FWIW, either 4 byte or 8 MiB fallocate calls would be bad, I think
actually pretty much equally bad without NOCOW set on the file.
So maybe it's been fixed in systemd since the last time I looked.
Yup:
http://cgit.freedesktop.org/systemd/systemd/commit/src/journal/journal-file.c?id=eda4b58b50509dc8ad0428a46e20f6c5cf516d58
The reason it was changed? To save a syscall per append, not to
prevent fragmentation of the file, which was the problem everyone
was complaining about...
thanks for pointing that. However I am performing my tests on a fedora 20 with
systemd-208, which seems have this change
Why? Because btrfs data blocks are 4 KiB. With COW, the effect for
either 4 byte or 8 MiB file allocations is going to end up being the
same, forcing (repeated until full) rewrite of each 4 KiB block into its
own extent.
I am reaching the conclusion that fallocate is not the problem. The fallocate
increase the filesize of about 8MB, which is enough for some logging. So it is
not called very often.
I have to investigate more what happens when the log are copied from /run to
/var/log/journal: this is when journald seems to slow all.

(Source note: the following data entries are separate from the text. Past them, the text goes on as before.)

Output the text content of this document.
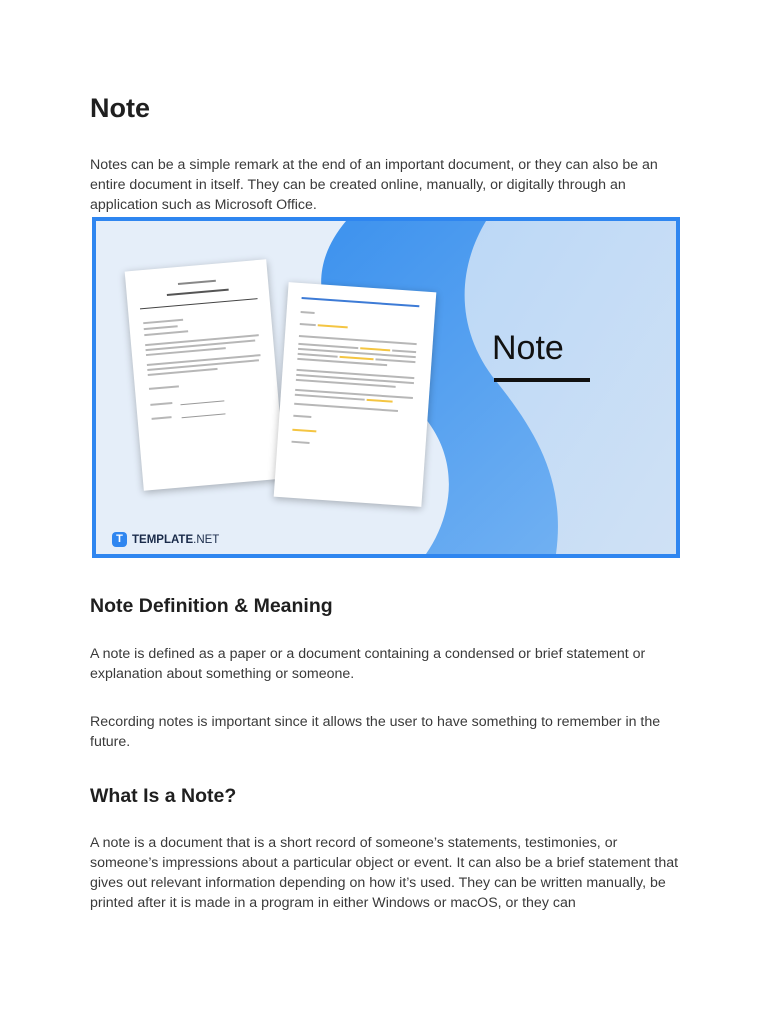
Note

Notes can be a simple remark at the end of an important document, or they can also be an entire document in itself. They can be created online, manually, or digitally through an application such as Microsoft Office.

Note
T TEMPLATE.NET
Note Definition & Meaning

A note is defined as a paper or a document containing a condensed or brief statement or explanation about something or someone.

Recording notes is important since it allows the user to have something to remember in the future.

What Is a Note?

A note is a document that is a short record of someone’s statements, testimonies, or someone’s impressions about a particular object or event. It can also be a brief statement that gives out relevant information depending on how it’s used. They can be written manually, be printed after it is made in a program in either Windows or macOS, or they can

I am prepared a PC which reboot continuously; I am collecting the time required
to finish the boot vs the fragmentation of the system.journal file vs the
number of boot. The results are dramatic: after 20 reboot, the boot time
increase of 20-30 seconds. Doing a defrag of system.journal reduces the boot
time to the original one, but after another 20 reboot, the boot time still
requires 20-30 seconds more
It is a slow PC, but I saw the same behavior also on a more modern pc (i5 with
8GB).
For both PC the HD is a mechanical one...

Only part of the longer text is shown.